Dandelion Wine: Part 4

The wine was summer caught and stoppered. ... Since this was going to be a summer of unguessed wonders, he wanted it all salvaged and labeled so that any time he wished, he might tiptoe down in this dank twilight and reach up his fingertips. And there, row upon row, with the soft gleam of flowers opened at morning, with the light of this June sun glowing through a faint skin of dust, would stand the dandelion wine. 

~from Dandelion Wine, by Ray Bradbury

Our dandelion wine seems to be done fermenting, so we removed the balloons and the cotton and sealed up the bottles. We went with these bottlecap corks:


They are pretty easy to use, and you can twist them off and re-use them if you don't finish the bottle of wine on the first go. We liked that they didn't require any special equipment to use — you may recall that this is the world's cheapest wine-making experiment. 

This took no time at all, since all all we did was pop in the cork caps. I supposed we could have racked the wine into clean bottles again to try to get rid of some of the leftover sediment, but the only tubing around the house is for the fish tank, so it's pretty gross. If you look closely, you can see the sediment at the bottom:


But we're ok with that — we'll just pour it carefully. And if we're feeling fancy, we'll pour our wine through a napkin, Carson-style.

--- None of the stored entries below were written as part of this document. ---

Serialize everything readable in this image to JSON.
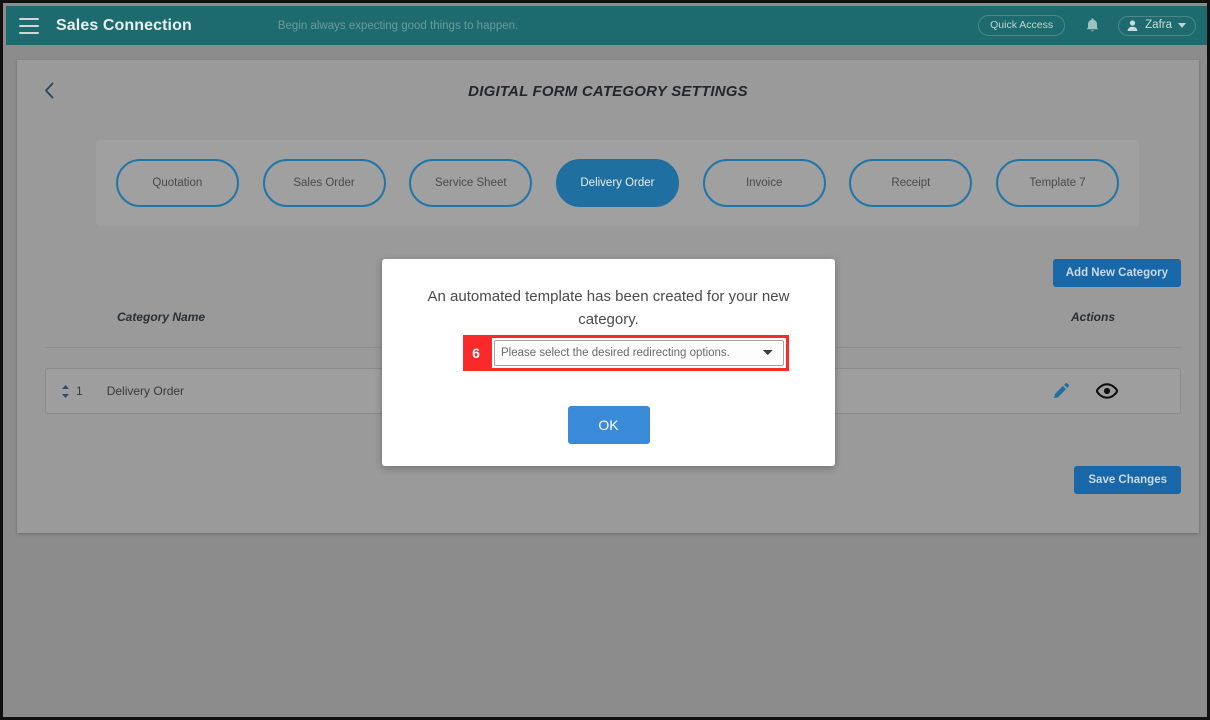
{
  "topbar": {
    "menu_icon": "hamburger-icon",
    "brand": "Sales Connection",
    "tagline": "Begin always expecting good things to happen.",
    "quick_access_label": "Quick Access",
    "notification_icon": "bell-icon",
    "user_icon": "user-avatar-icon",
    "user_name": "Zafra",
    "user_caret_icon": "chevron-down-icon",
    "background_color": "#1d6b6e"
  },
  "page": {
    "back_icon": "chevron-left-icon",
    "title": "DIGITAL FORM CATEGORY SETTINGS",
    "background_color": "#9a9a9a"
  },
  "tabs": [
    {
      "label": "Quotation",
      "active": false
    },
    {
      "label": "Sales Order",
      "active": false
    },
    {
      "label": "Service Sheet",
      "active": false
    },
    {
      "label": "Delivery Order",
      "active": true
    },
    {
      "label": "Invoice",
      "active": false
    },
    {
      "label": "Receipt",
      "active": false
    },
    {
      "label": "Template 7",
      "active": false
    }
  ],
  "toolbar": {
    "add_new_category_label": "Add New Category",
    "save_changes_label": "Save Changes",
    "primary_color": "#1867a8"
  },
  "table": {
    "columns": {
      "category_name": "Category Name",
      "actions": "Actions"
    },
    "rows": [
      {
        "drag_icon": "sort-handle-icon",
        "index": "1",
        "category_name": "Delivery Order",
        "edit_icon": "pencil-icon",
        "view_icon": "eye-icon"
      }
    ]
  },
  "modal": {
    "message": "An automated template has been created for your new category.",
    "step_badge": "6",
    "select": {
      "placeholder": "Please select the desired redirecting options.",
      "selected": "Please select the desired redirecting options.",
      "chevron_icon": "chevron-down-icon",
      "options": [
        "Please select the desired redirecting options."
      ]
    },
    "ok_label": "OK",
    "ok_color": "#3a8ada",
    "highlight_color": "#fb2a2a"
  }
}
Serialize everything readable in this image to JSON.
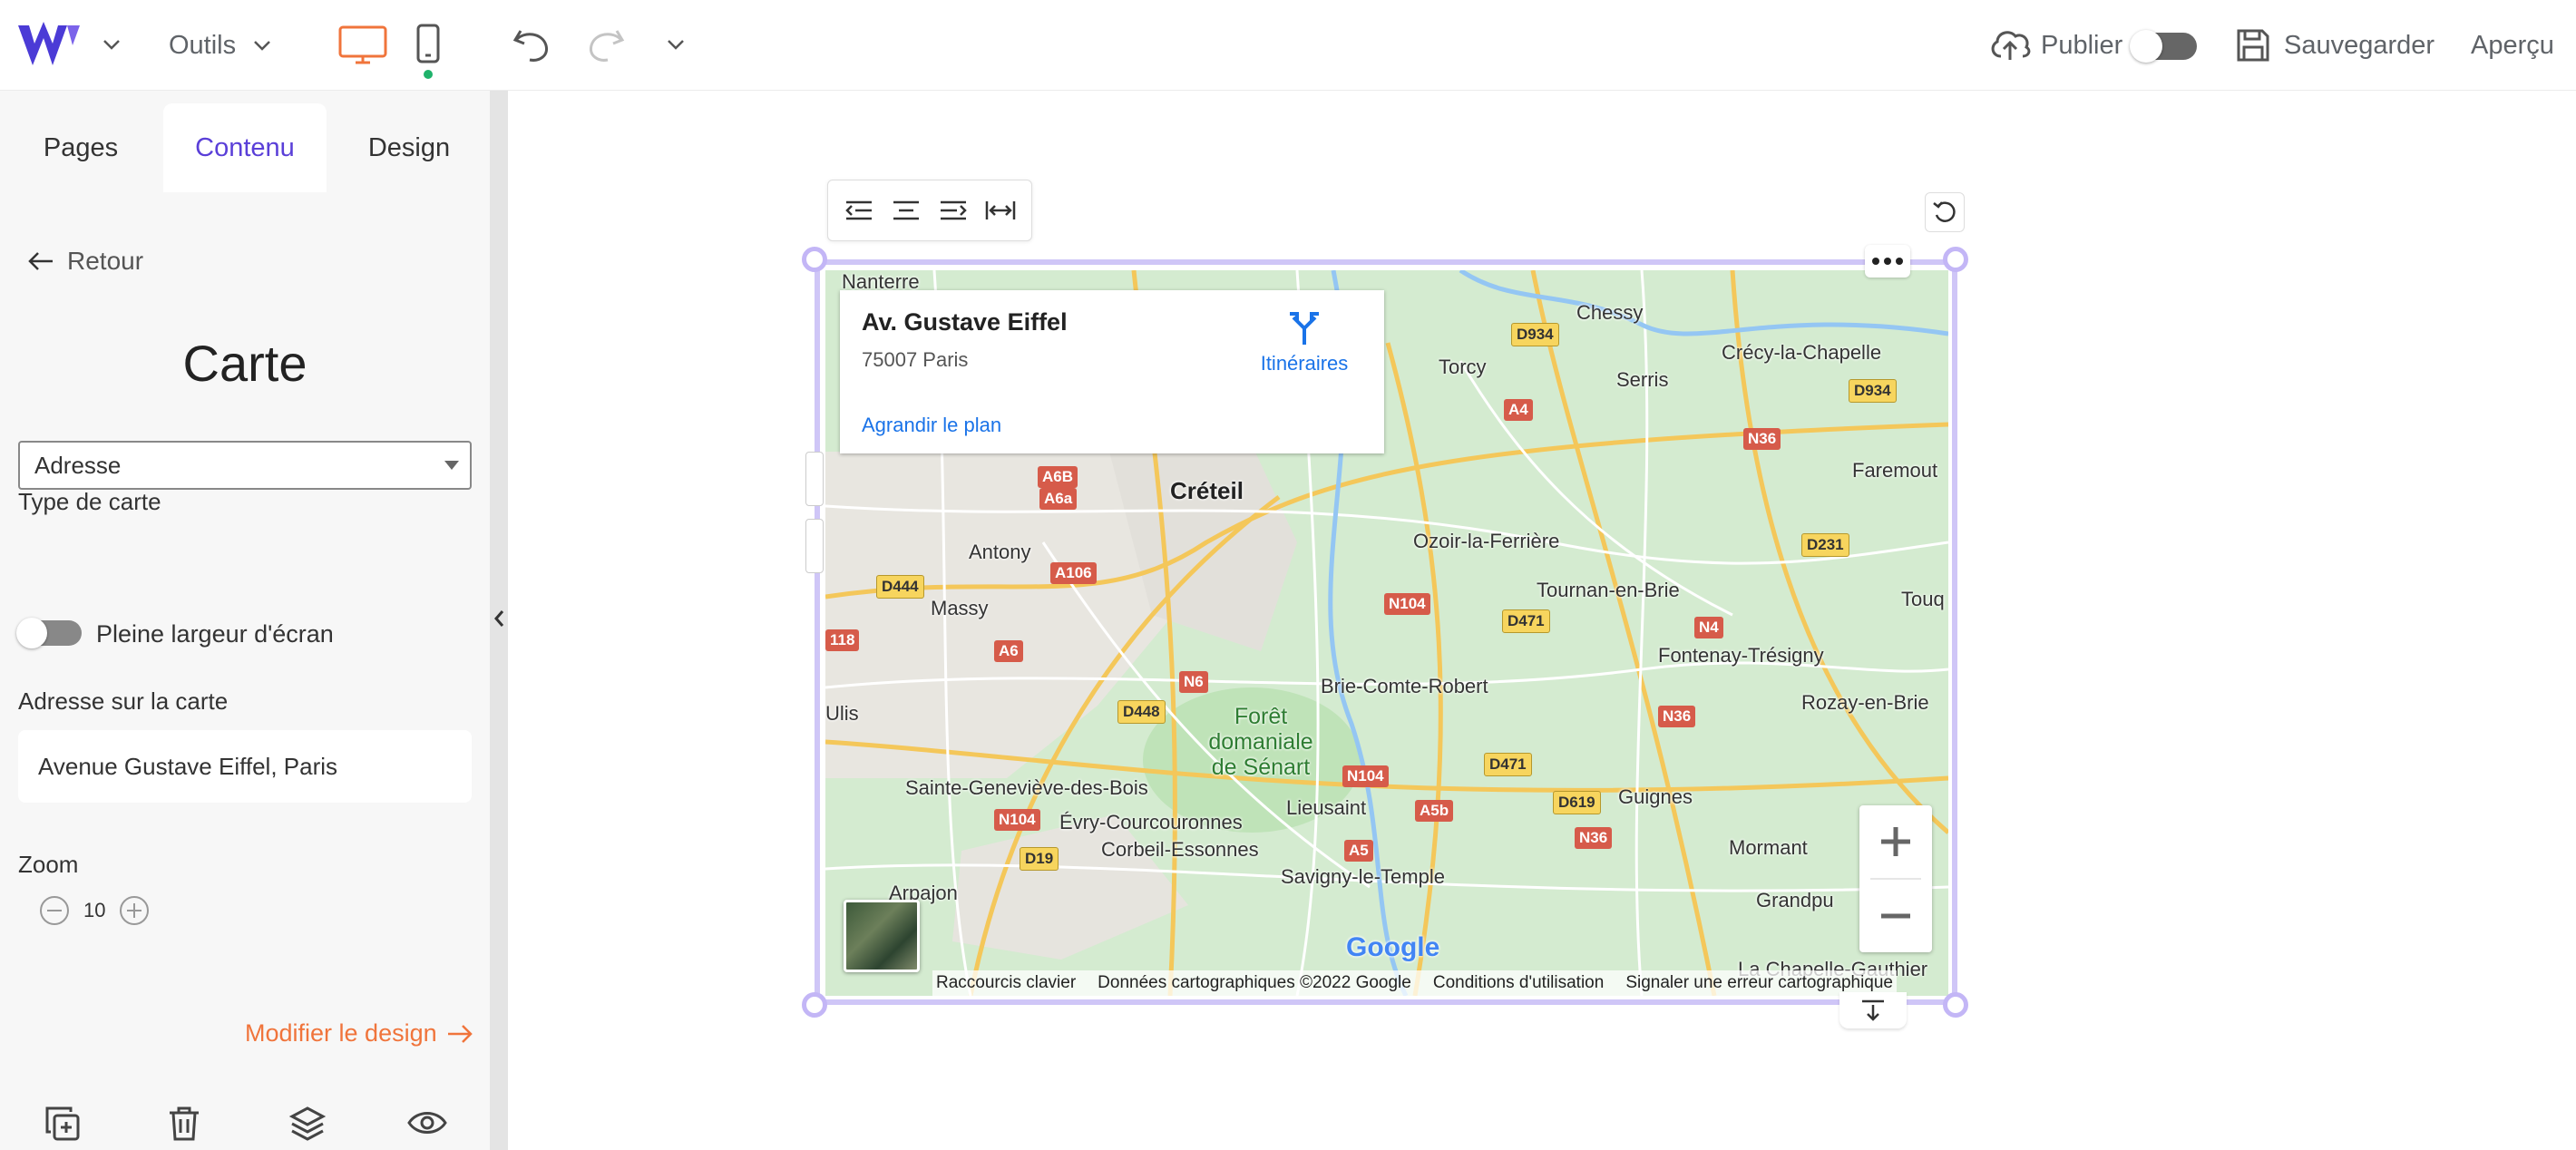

Now the bottles are on a shelf in the basement, where they will be cool and out of the light to age for the next six months. Before we put it away, we did take a quick sip to taste it, though. It was better than before, but still pretty strong. It's not as fumey as it was, but it definitely warms you up from the inside out. We'll see if it continues to mellow over the summer and fall until we give it an official tasting on the first day of winter.